First Half of Season Ranking: 14th
Notes: “I fear they are at high risk to slip out of the West’s top eight, but the Clippers would certainly slot in right at the top of the play-hard rankings if there were such an industry. The feisty likes of Montrezl Harrell and Patrick Beverley, flanking a better-than-ever Tobias Harris, continue to make the Clippers more bizarrely competitive than anyone imagined heading into a summer in which they appear well positioned to make the loudest free-agent noise in franchise history.”

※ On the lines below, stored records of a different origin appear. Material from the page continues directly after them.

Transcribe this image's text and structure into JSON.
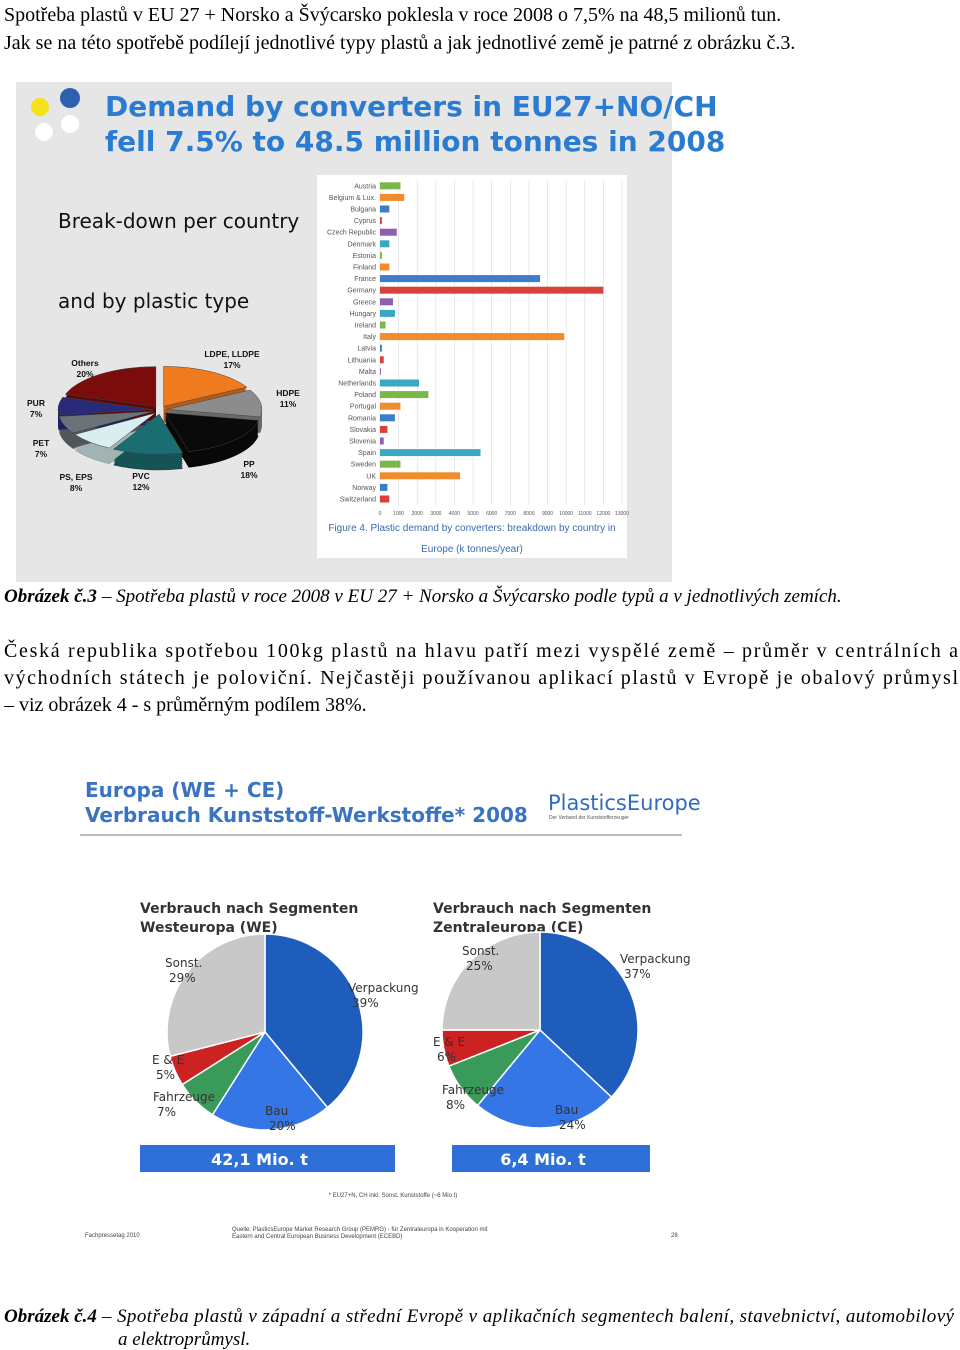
{
  "intro_lines": [
    "Spotřeba plastů v EU 27 + Norsko a Švýcarsko poklesla v roce 2008 o 7,5% na 48,5 milionů tun.",
    "Jak se na této spotřebě podílejí jednotlivé typy plastů a jak jednotlivé země je patrné z obrázku č.3."
  ],
  "figure3": {
    "title_lines": [
      "Demand by converters in EU27+NO/CH",
      "fell 7.5% to 48.5 million tonnes in 2008"
    ],
    "subtitle_lines": [
      "Break-down per country",
      "and by plastic type"
    ],
    "pie": {
      "slices": [
        {
          "label": "LDPE, LLDPE",
          "value": 17,
          "value_label": "17%",
          "color": "#f07a1e"
        },
        {
          "label": "HDPE",
          "value": 11,
          "value_label": "11%",
          "color": "#8c8c8c"
        },
        {
          "label": "PP",
          "value": 18,
          "value_label": "18%",
          "color": "#0a0a0a"
        },
        {
          "label": "PVC",
          "value": 12,
          "value_label": "12%",
          "color": "#1a6e72"
        },
        {
          "label": "PS, EPS",
          "value": 8,
          "value_label": "8%",
          "color": "#d8eef0"
        },
        {
          "label": "PET",
          "value": 7,
          "value_label": "7%",
          "color": "#6a7478"
        },
        {
          "label": "PUR",
          "value": 7,
          "value_label": "7%",
          "color": "#2a2a7a"
        },
        {
          "label": "Others",
          "value": 20,
          "value_label": "20%",
          "color": "#7a0c0c"
        }
      ]
    },
    "bar_chart": {
      "categories": [
        "Austria",
        "Belgium & Lux.",
        "Bulgaria",
        "Cyprus",
        "Czech Republic",
        "Denmark",
        "Estonia",
        "Finland",
        "France",
        "Germany",
        "Greece",
        "Hungary",
        "Ireland",
        "Italy",
        "Latvia",
        "Lithuania",
        "Malta",
        "Netherlands",
        "Poland",
        "Portugal",
        "Romania",
        "Slovakia",
        "Slovenia",
        "Spain",
        "Sweden",
        "UK",
        "Norway",
        "Switzerland"
      ],
      "values": [
        1100,
        1300,
        500,
        100,
        900,
        500,
        100,
        500,
        8600,
        12000,
        700,
        800,
        300,
        9900,
        100,
        200,
        50,
        2100,
        2600,
        1100,
        800,
        400,
        200,
        5400,
        1100,
        4300,
        400,
        500
      ],
      "colors": [
        "#7ab648",
        "#f08c2c",
        "#3d7cc9",
        "#d9413a",
        "#8e5fb0",
        "#3aa8c1"
      ],
      "xlim": [
        0,
        13000
      ],
      "xticks": [
        0,
        1000,
        2000,
        3000,
        4000,
        5000,
        6000,
        7000,
        8000,
        9000,
        10000,
        11000,
        12000,
        13000
      ],
      "grid": true,
      "caption_lines": [
        "Figure 4. Plastic demand by converters: breakdown by country in",
        "Europe (k tonnes/year)"
      ]
    }
  },
  "caption3": {
    "label": "Obrázek č.3",
    "text": "– Spotřeba plastů v roce 2008 v EU 27 + Norsko a Švýcarsko podle typů a v jednotlivých zemích."
  },
  "body_lines": [
    "Česká republika spotřebou 100kg plastů na hlavu  patří mezi vyspělé země – průměr v centrálních a",
    "východních státech je poloviční. Nejčastěji používanou aplikací plastů v Evropě je obalový průmysl",
    "– viz obrázek 4 - s průměrným podílem 38%."
  ],
  "figure4": {
    "title_lines": [
      "Europa (WE + CE)",
      "Verbrauch Kunststoff-Werkstoffe* 2008"
    ],
    "logo": "PlasticsEurope",
    "logo_tagline": "Der Verband der Kunststofferzeuger",
    "pies": [
      {
        "title_lines": [
          "Verbrauch nach Segmenten",
          "Westeuropa (WE)"
        ],
        "slices": [
          {
            "label": "Verpackung",
            "value": 39,
            "value_label": "39%",
            "color": "#1f5dbd"
          },
          {
            "label": "Bau",
            "value": 20,
            "value_label": "20%",
            "color": "#3476e6"
          },
          {
            "label": "Fahrzeuge",
            "value": 7,
            "value_label": "7%",
            "color": "#3a9a5a"
          },
          {
            "label": "E & E",
            "value": 5,
            "value_label": "5%",
            "color": "#cc2222"
          },
          {
            "label": "Sonst.",
            "value": 29,
            "value_label": "29%",
            "color": "#c8c8c8"
          }
        ],
        "total": "42,1 Mio. t"
      },
      {
        "title_lines": [
          "Verbrauch nach Segmenten",
          "Zentraleuropa (CE)"
        ],
        "slices": [
          {
            "label": "Verpackung",
            "value": 37,
            "value_label": "37%",
            "color": "#1f5dbd"
          },
          {
            "label": "Bau",
            "value": 24,
            "value_label": "24%",
            "color": "#3476e6"
          },
          {
            "label": "Fahrzeuge",
            "value": 8,
            "value_label": "8%",
            "color": "#3a9a5a"
          },
          {
            "label": "E & E",
            "value": 6,
            "value_label": "6%",
            "color": "#cc2222"
          },
          {
            "label": "Sonst.",
            "value": 25,
            "value_label": "25%",
            "color": "#c8c8c8"
          }
        ],
        "total": "6,4 Mio. t"
      }
    ],
    "footnote": "* EU27+N, CH inkl. Sonst. Kunststoffe (~6 Mio t)",
    "source_lines": [
      "Quelle: PlasticsEurope Market Research Group (PEMRG) - für Zentraleuropa in Kooperation mit",
      "Eastern and Central European Business Development (ECEBD)"
    ],
    "footer_left": "Fachpressetag 2010",
    "page_number": "28"
  },
  "caption4": {
    "label": "Obrázek č.4",
    "text_lines": [
      "– Spotřeba plastů v západní a střední Evropě v aplikačních segmentech balení, stavebnictví, automobilový",
      "a elektroprůmysl."
    ]
  }
}
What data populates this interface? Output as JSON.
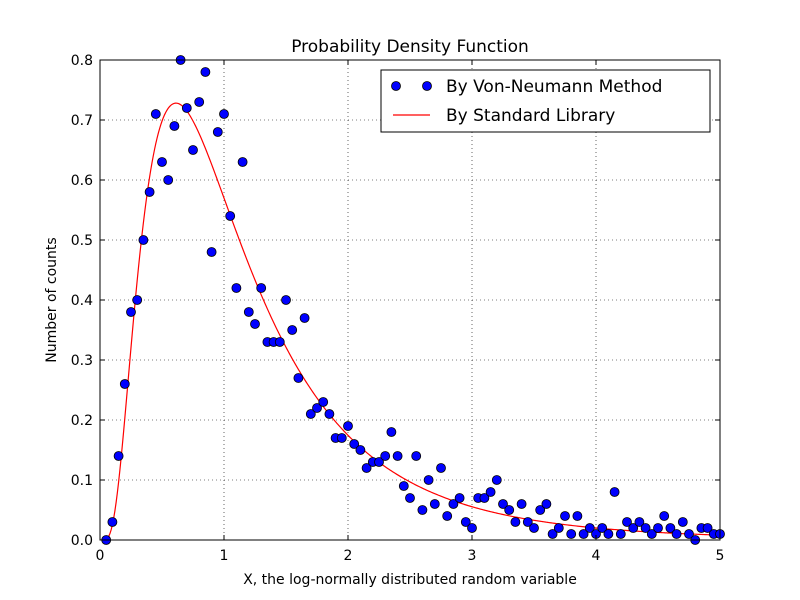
{
  "chart_data": {
    "type": "scatter",
    "title": "Probability Density Function",
    "xlabel": "X, the log-normally distributed random variable",
    "ylabel": "Number of counts",
    "xlim": [
      0,
      5
    ],
    "ylim": [
      0,
      0.8
    ],
    "xticks": [
      "0",
      "1",
      "2",
      "3",
      "4",
      "5"
    ],
    "yticks": [
      "0.0",
      "0.1",
      "0.2",
      "0.3",
      "0.4",
      "0.5",
      "0.6",
      "0.7",
      "0.8"
    ],
    "grid": true,
    "legend_position": "top-right",
    "series": [
      {
        "name": "By Von-Neumann Method",
        "kind": "markers",
        "color": "#0000ff",
        "x": [
          0.05,
          0.1,
          0.15,
          0.2,
          0.25,
          0.3,
          0.35,
          0.4,
          0.45,
          0.5,
          0.55,
          0.6,
          0.65,
          0.7,
          0.75,
          0.8,
          0.85,
          0.9,
          0.95,
          1.0,
          1.05,
          1.1,
          1.15,
          1.2,
          1.25,
          1.3,
          1.35,
          1.4,
          1.45,
          1.5,
          1.55,
          1.6,
          1.65,
          1.7,
          1.75,
          1.8,
          1.85,
          1.9,
          1.95,
          2.0,
          2.05,
          2.1,
          2.15,
          2.2,
          2.25,
          2.3,
          2.35,
          2.4,
          2.45,
          2.5,
          2.55,
          2.6,
          2.65,
          2.7,
          2.75,
          2.8,
          2.85,
          2.9,
          2.95,
          3.0,
          3.05,
          3.1,
          3.15,
          3.2,
          3.25,
          3.3,
          3.35,
          3.4,
          3.45,
          3.5,
          3.55,
          3.6,
          3.65,
          3.7,
          3.75,
          3.8,
          3.85,
          3.9,
          3.95,
          4.0,
          4.05,
          4.1,
          4.15,
          4.2,
          4.25,
          4.3,
          4.35,
          4.4,
          4.45,
          4.5,
          4.55,
          4.6,
          4.65,
          4.7,
          4.75,
          4.8,
          4.85,
          4.9,
          4.95,
          5.0
        ],
        "y": [
          0.0,
          0.03,
          0.14,
          0.26,
          0.38,
          0.4,
          0.5,
          0.58,
          0.71,
          0.63,
          0.6,
          0.69,
          0.8,
          0.72,
          0.65,
          0.73,
          0.78,
          0.48,
          0.68,
          0.71,
          0.54,
          0.42,
          0.63,
          0.38,
          0.36,
          0.42,
          0.33,
          0.33,
          0.33,
          0.4,
          0.35,
          0.27,
          0.37,
          0.21,
          0.22,
          0.23,
          0.21,
          0.17,
          0.17,
          0.19,
          0.16,
          0.15,
          0.12,
          0.13,
          0.13,
          0.14,
          0.18,
          0.14,
          0.09,
          0.07,
          0.14,
          0.05,
          0.1,
          0.06,
          0.12,
          0.04,
          0.06,
          0.07,
          0.03,
          0.02,
          0.07,
          0.07,
          0.08,
          0.1,
          0.06,
          0.05,
          0.03,
          0.06,
          0.03,
          0.02,
          0.05,
          0.06,
          0.01,
          0.02,
          0.04,
          0.01,
          0.04,
          0.01,
          0.02,
          0.01,
          0.02,
          0.01,
          0.08,
          0.01,
          0.03,
          0.02,
          0.03,
          0.02,
          0.01,
          0.02,
          0.04,
          0.02,
          0.01,
          0.03,
          0.01,
          0.0,
          0.02,
          0.02,
          0.01,
          0.01
        ]
      },
      {
        "name": "By Standard Library",
        "kind": "line",
        "color": "#ff0000",
        "mu": 0,
        "sigma": 0.7
      }
    ]
  }
}
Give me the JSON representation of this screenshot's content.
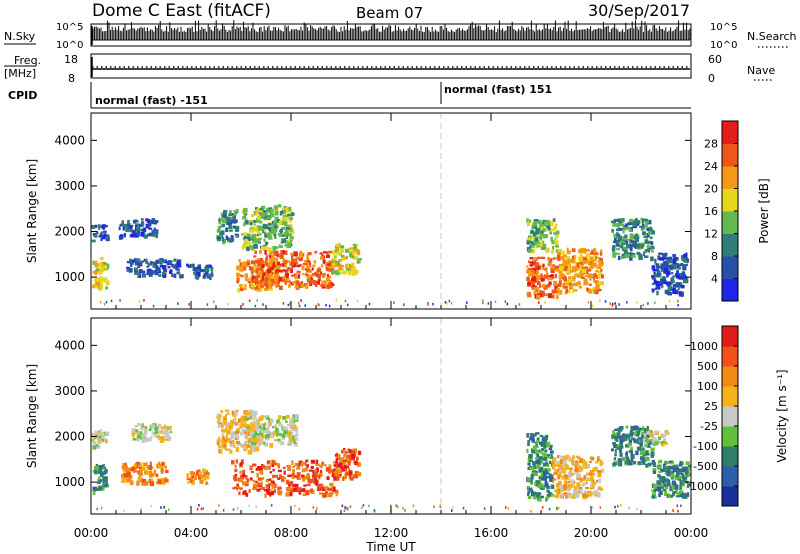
{
  "header": {
    "title": "Dome C East (fitACF)",
    "beam": "Beam 07",
    "date": "30/Sep/2017"
  },
  "summary_panels": {
    "nsky_label": "N.Sky",
    "nsky_ticks": [
      "10^5",
      "10^0"
    ],
    "nsearch_label": "N.Search",
    "nsearch_ticks": [
      "10^5",
      "10^0"
    ],
    "freq_label_1": "Freq.",
    "freq_label_2": "[MHz]",
    "freq_ticks": [
      "18",
      "8"
    ],
    "nave_label": "Nave",
    "nave_ticks": [
      "60",
      "0"
    ],
    "cpid_label": "CPID",
    "cpid_segments": [
      {
        "text": "normal (fast) -151",
        "start_hour": 0,
        "end_hour": 14
      },
      {
        "text": "normal (fast) 151",
        "start_hour": 14,
        "end_hour": 24
      }
    ]
  },
  "chart_data": [
    {
      "type": "heatmap",
      "title": "",
      "xlabel": "",
      "ylabel": "Slant Range [km]",
      "xlim": [
        0,
        24
      ],
      "ylim": [
        300,
        4600
      ],
      "yticks": [
        "1000",
        "2000",
        "3000",
        "4000"
      ],
      "colorbar": {
        "label": "Power [dB]",
        "ticks": [
          "4",
          "8",
          "12",
          "16",
          "20",
          "24",
          "28"
        ],
        "colors": [
          "#1f24e6",
          "#2850a8",
          "#2f7d78",
          "#62b94f",
          "#e7d51e",
          "#f29a16",
          "#f0561a",
          "#e51c1c"
        ]
      },
      "regions": [
        {
          "t0": 0.0,
          "t1": 0.6,
          "r0": 780,
          "r1": 1450,
          "level": 4
        },
        {
          "t0": 0.0,
          "t1": 0.6,
          "r0": 1820,
          "r1": 2180,
          "level": 1
        },
        {
          "t0": 1.1,
          "t1": 2.6,
          "r0": 1900,
          "r1": 2300,
          "level": 1
        },
        {
          "t0": 1.4,
          "t1": 3.6,
          "r0": 1050,
          "r1": 1420,
          "level": 1
        },
        {
          "t0": 3.8,
          "t1": 4.8,
          "r0": 1000,
          "r1": 1300,
          "level": 1
        },
        {
          "t0": 5.0,
          "t1": 5.8,
          "r0": 1800,
          "r1": 2500,
          "level": 2
        },
        {
          "t0": 5.8,
          "t1": 7.4,
          "r0": 750,
          "r1": 1400,
          "level": 5
        },
        {
          "t0": 6.0,
          "t1": 8.0,
          "r0": 1650,
          "r1": 2600,
          "level": 3
        },
        {
          "t0": 6.4,
          "t1": 9.6,
          "r0": 800,
          "r1": 1600,
          "level": 6
        },
        {
          "t0": 9.6,
          "t1": 10.7,
          "r0": 1100,
          "r1": 1750,
          "level": 4
        },
        {
          "t0": 17.4,
          "t1": 18.6,
          "r0": 600,
          "r1": 1450,
          "level": 6
        },
        {
          "t0": 17.4,
          "t1": 18.6,
          "r0": 1600,
          "r1": 2300,
          "level": 3
        },
        {
          "t0": 18.6,
          "t1": 20.4,
          "r0": 700,
          "r1": 1650,
          "level": 5
        },
        {
          "t0": 20.8,
          "t1": 22.4,
          "r0": 1450,
          "r1": 2300,
          "level": 2
        },
        {
          "t0": 22.4,
          "t1": 23.8,
          "r0": 650,
          "r1": 1550,
          "level": 1
        }
      ]
    },
    {
      "type": "heatmap",
      "title": "",
      "xlabel": "Time UT",
      "ylabel": "Slant Range [km]",
      "xlim": [
        0,
        24
      ],
      "ylim": [
        300,
        4600
      ],
      "xticks": [
        "00:00",
        "04:00",
        "08:00",
        "12:00",
        "16:00",
        "20:00",
        "00:00"
      ],
      "yticks": [
        "1000",
        "2000",
        "3000",
        "4000"
      ],
      "colorbar": {
        "label": "Velocity [m s⁻¹]",
        "ticks": [
          "1000",
          "500",
          "100",
          "25",
          "-25",
          "-100",
          "-500",
          "-1000"
        ],
        "colors": [
          "#1a2f9e",
          "#2f5fa8",
          "#2f7d6a",
          "#62c03b",
          "#c8c8c8",
          "#f5b21a",
          "#f08a14",
          "#f0501a",
          "#e31a1a"
        ]
      },
      "regions": [
        {
          "t0": 0.0,
          "t1": 0.6,
          "r0": 800,
          "r1": 1400,
          "level": 2
        },
        {
          "t0": 0.0,
          "t1": 0.6,
          "r0": 1800,
          "r1": 2200,
          "level": 4
        },
        {
          "t0": 1.2,
          "t1": 3.0,
          "r0": 1000,
          "r1": 1450,
          "level": 6
        },
        {
          "t0": 1.6,
          "t1": 3.2,
          "r0": 1950,
          "r1": 2300,
          "level": 4
        },
        {
          "t0": 3.8,
          "t1": 4.6,
          "r0": 1000,
          "r1": 1300,
          "level": 6
        },
        {
          "t0": 5.0,
          "t1": 6.6,
          "r0": 1700,
          "r1": 2600,
          "level": 5
        },
        {
          "t0": 6.2,
          "t1": 8.2,
          "r0": 1850,
          "r1": 2500,
          "level": 4
        },
        {
          "t0": 5.6,
          "t1": 9.8,
          "r0": 750,
          "r1": 1500,
          "level": 7
        },
        {
          "t0": 9.6,
          "t1": 10.7,
          "r0": 1100,
          "r1": 1750,
          "level": 7
        },
        {
          "t0": 17.4,
          "t1": 18.4,
          "r0": 650,
          "r1": 2100,
          "level": 2
        },
        {
          "t0": 18.4,
          "t1": 20.4,
          "r0": 700,
          "r1": 1600,
          "level": 5
        },
        {
          "t0": 20.8,
          "t1": 22.4,
          "r0": 1400,
          "r1": 2250,
          "level": 2
        },
        {
          "t0": 22.0,
          "t1": 23.0,
          "r0": 1850,
          "r1": 2150,
          "level": 4
        },
        {
          "t0": 22.4,
          "t1": 23.9,
          "r0": 700,
          "r1": 1500,
          "level": 2
        }
      ]
    }
  ]
}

This week: 13th, Last week: 12th
Notes: “The Clippers have slowly slid from first to fifth place in the West since the start of December. They rank 28th defensively over the course of that slide, with their starting lineup having allowed 120.6 points per 100 possessions in its 241 minutes since Dec. 1. Only Brooklyn (105.7) has gotten more minutes per game from reserves than the Clippers (104.6), but with their opponents having scored 47 points per 48 minutes in the restricted area (the league average is less than 37) against the starters over these last six-plus weeks, the Clippers’ bench has been trying to dig out of some big holes. Three of their next four games are against top-five offenses, the next two are particularly critical in regard to holding on to a playoff spot, and their visit to San Antonio on Sunday begins a stretch where they’re playing 14 of 19 games on the road.”
This week: 15th, Last week: 12th
Notes: “We’ve touched on this briefly, but it bears repeating, especially in a downer week where the Los Angeles Clippers went 1-3: Danilo Gallinari‘s comeback season has been a ton of fun to witness. Back when he was the best player on a 57-win Nuggets team, it seemed like he’d be a perennial All-Star. He was never able to stay healthy after tearing his ACL that year, missing 82, 23, 19, 29 and 61 games over the next five seasons. So yes, it’s nice to see he’s missed only one game this year, all while averaging 19.7 points per game on .458/.453/.913 shooting splits.”